SUBJECT: Ph.D. Proposal Presentation
   
BY: Benjamin Knox
   
TIME: Thursday, April 9, 2015, 1:00 p.m.
   
PLACE: Love Building, 109
   
TITLE: Injection Rate Shaping for Control of Unburned Hydrocarbon Emissions in Diesel Spray Combustion
   
COMMITTEE: Dr. Caroline Genzale, Chair (ME)
Dr. Srinivas Garimella (ME)
Dr. Devesh Ranjan (ME)
Dr. Jerry Seitzman (AE)
Dr. Lyle Pickett (Sandia National Laboratories)
 

SUMMARY

Current diesel engine strategies are aimed at reducing emissions in-cylinder, rather than with aftertreatment, because aftertreatment use suffers from higher economic costs, durability issues, and fuel economy penalties. One potential approach for in-cylinder emissions reduction is to dynamically vary the fuel delivery rate during the injection period, referred to as injection rate-shaping.
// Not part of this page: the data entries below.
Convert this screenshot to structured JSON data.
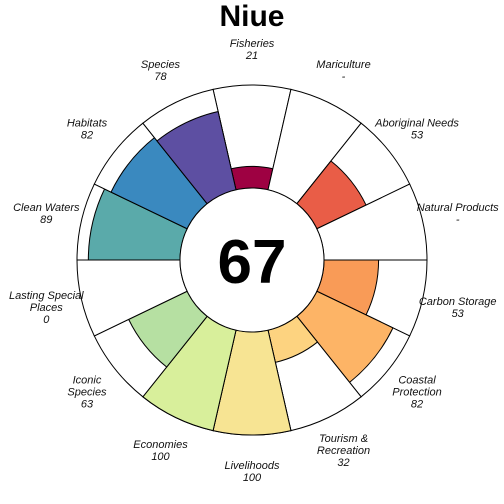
{
  "chart_data": {
    "type": "flower",
    "title": "Niue",
    "overall_score": "67",
    "max_score": 100,
    "categories": [
      {
        "name": "Fisheries",
        "label_lines": [
          "Fisheries"
        ],
        "value": 21,
        "value_text": "21",
        "color": "#9e0142"
      },
      {
        "name": "Mariculture",
        "label_lines": [
          "Mariculture"
        ],
        "value": null,
        "value_text": "-",
        "color": "#d53e4f"
      },
      {
        "name": "Aboriginal Needs",
        "label_lines": [
          "Aboriginal Needs"
        ],
        "value": 53,
        "value_text": "53",
        "color": "#e95d47"
      },
      {
        "name": "Natural Products",
        "label_lines": [
          "Natural Products"
        ],
        "value": null,
        "value_text": "-",
        "color": "#f17c4a"
      },
      {
        "name": "Carbon Storage",
        "label_lines": [
          "Carbon Storage"
        ],
        "value": 53,
        "value_text": "53",
        "color": "#f99b57"
      },
      {
        "name": "Coastal Protection",
        "label_lines": [
          "Coastal",
          "Protection"
        ],
        "value": 82,
        "value_text": "82",
        "color": "#fdb466"
      },
      {
        "name": "Tourism & Recreation",
        "label_lines": [
          "Tourism &",
          "Recreation"
        ],
        "value": 32,
        "value_text": "32",
        "color": "#fdd380"
      },
      {
        "name": "Livelihoods",
        "label_lines": [
          "Livelihoods"
        ],
        "value": 100,
        "value_text": "100",
        "color": "#f7e493"
      },
      {
        "name": "Economies",
        "label_lines": [
          "Economies"
        ],
        "value": 100,
        "value_text": "100",
        "color": "#d8ef9b"
      },
      {
        "name": "Iconic Species",
        "label_lines": [
          "Iconic",
          "Species"
        ],
        "value": 63,
        "value_text": "63",
        "color": "#b6e0a2"
      },
      {
        "name": "Lasting Special Places",
        "label_lines": [
          "Lasting Special",
          "Places"
        ],
        "value": 0,
        "value_text": "0",
        "color": "#8dcfa4"
      },
      {
        "name": "Clean Waters",
        "label_lines": [
          "Clean Waters"
        ],
        "value": 89,
        "value_text": "89",
        "color": "#5aaaaa"
      },
      {
        "name": "Habitats",
        "label_lines": [
          "Habitats"
        ],
        "value": 82,
        "value_text": "82",
        "color": "#3a89bf"
      },
      {
        "name": "Species",
        "label_lines": [
          "Species"
        ],
        "value": 78,
        "value_text": "78",
        "color": "#5d4fa2"
      }
    ]
  }
}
Injection rate-shaping offers a unique ability to control emissions because fuel-air mixing rates and combustion processes, which ultimately determine engine-out emissions, are governed by the fuel delivery rate. Widespread use of injection rate-shaping strategies in diesel engines has been limited, however, by the conflicting emissions results in engine literature. Recently, significant gains in diesel combustion knowledge for conventional injection rate shapes have been brought about by isolating the combusting spray from the rest of the engine suggesting that similar knowledge gains may also be possible for injection rate-shaping. To date though, very few studies have focused on the effects of isolated injection rate-shaped fuel sprays on emissions due to the technical difficulties in experimentally producing a range of desired injection rate shapes. This thesis aims to develop a fully-flexible experimental rate-shaping system and to study isolated injection rate-shaped fuel sprays in an optical chamber that mimics engine thermodynamic conditions. Using this approach, spray and combustion observables are measured to identify mechanisms responsible for the disparity in literature reported emissions using injection rate shaping. Towards this goal, a reduced-order model is developed to more concretely see the link between mixing and chemistry processes involving injection rate-shaped fuel sprays that might otherwise go unnoticed in experimental or higher fidelity computational approaches. Together, the proposed experimental and modeling techniques will probe a wide range of engine thermodynamic conditions and injection rate shapes to provide the engine community with the necessary tools to make informed decisions about how injection rate shaping should be employed for maximum emissions reduction.